III.  Completing the mosaic.

  1. Take the 16 x 20 piece of foam core that isn’t marked with a border and set your square for 2″. After scoring the foam core with a pencil and metal straight edge, use a      razor knife and metal straight edge to cut up the foam core into 2″ squares and 1″ strips            for the borders.
  2. After you have 32 – 2″ squares cut and 6 – 1″ strips 12′ to 14″ long you can             begin the pre-assembly of your mosaic.
  3. Place your 16 x 20 piece of foam core with the 1″ border on the table in front of you, in either the horizontal or vertical position, depending on your choice.
  4. Glue 1″ strips on the left and top border of the piece of 16 x 20 foam core to             create a true square to begin from.

2 Then beginning with square #1 in the upper left hand corner begin placing the                             cut up 2″ picture squares in an alternating pattern.

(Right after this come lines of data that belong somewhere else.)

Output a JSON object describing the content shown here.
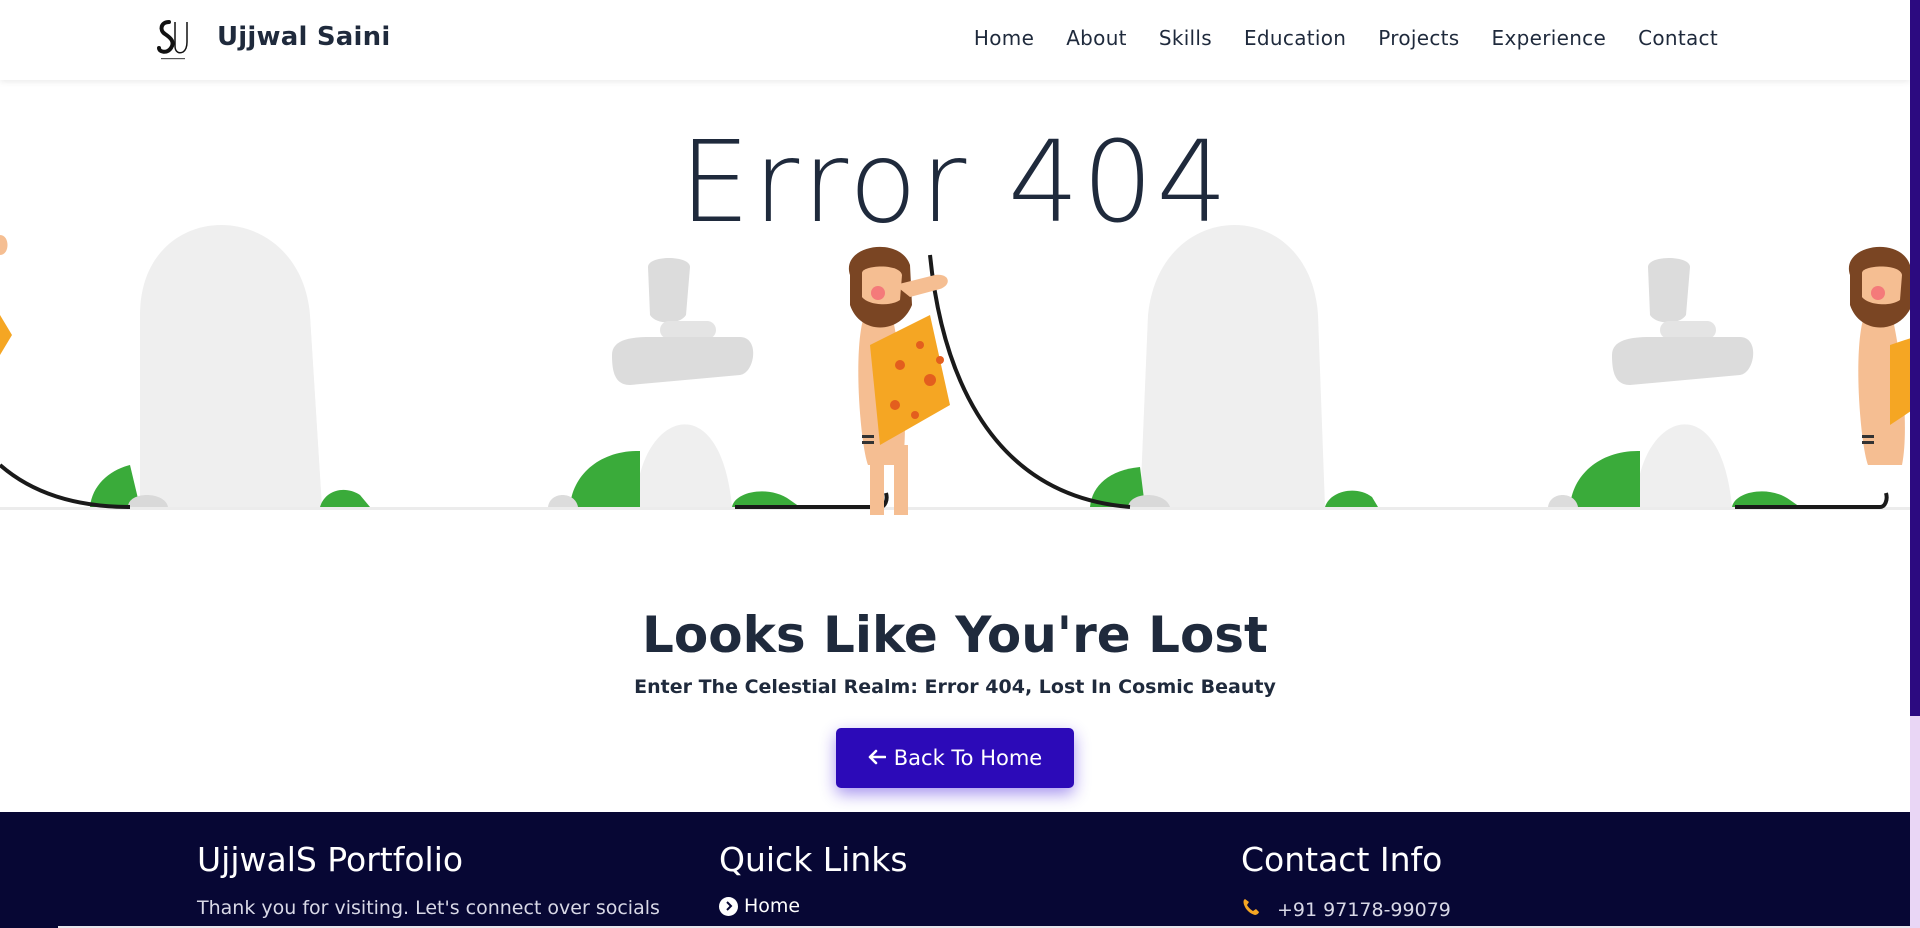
{
  "header": {
    "brand": "Ujjwal Saini",
    "logo_icon": "us-monogram-logo",
    "nav": [
      "Home",
      "About",
      "Skills",
      "Education",
      "Projects",
      "Experience",
      "Contact"
    ]
  },
  "hero": {
    "error_title": "Error 404",
    "illustration": "caveman-unplugged-cable-illustration"
  },
  "message": {
    "title": "Looks Like You're Lost",
    "subtitle": "Enter The Celestial Realm: Error 404, Lost In Cosmic Beauty",
    "button_label": "Back To Home",
    "button_icon": "arrow-left-icon"
  },
  "footer": {
    "col1_title": "UjjwalS Portfolio",
    "col1_text": "Thank you for visiting. Let's connect over socials",
    "col2_title": "Quick Links",
    "col2_first_link": "Home",
    "col3_title": "Contact Info",
    "phone": "+91 97178-99079",
    "phone_icon": "phone-icon"
  },
  "colors": {
    "accent": "#2c0ab8",
    "footer_bg": "#070734",
    "text_dark": "#1f2a3c",
    "phone_icon": "#f5a623",
    "scroll_thumb": "#2c0a80"
  }
}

  1. Begin with a 2″ square of black core foam core and glue photo square             #1 to it and then glue the raised image to the 16 x 20 mat.
  2. We will only use spray adhesive glue for the borders, but for the                                                2″ squares we will use 3M mounting adhesive.
  3. Continue this pattern with all 63 – 2″ squares, until the mosaic is             completed at the lower right hand corner.
  4. Take your last 2 – 1″ strips or segments and create the foam core border on the right                             side and the bottom.
  5. Since your mosaic probably outgrew the 1″ border by a fraction or two of an             inch, you may have to trim it to size. Once these borders are completed, the                                    mosaic is finished, other than placing a mat with a 1″ border over it, of any color                               you choose, but white usually works best, it is ready to be framed.
  6. If you wish to hang it on a wall, you need to frame it. The best way to do this is to order your frames from a wholesale supplier. One place is PictureFrames.com I usually            get a 16 x20 deep canvas frame and then get a 16×20 sheet of non glare plexiglass to            place over it.
  7. Optional Extra Credit.
  8. If anyone completes their project in less than the allotted time, they can begin a second one, if they purchase additional foam core.
  9. If you want to make a mat for your mosaic purchase a 32 x 40 sheet of white mat board at affordable framing and cut it up into 4 16 x 20 pieces dividing the cost among 4          people or keeping it to use later.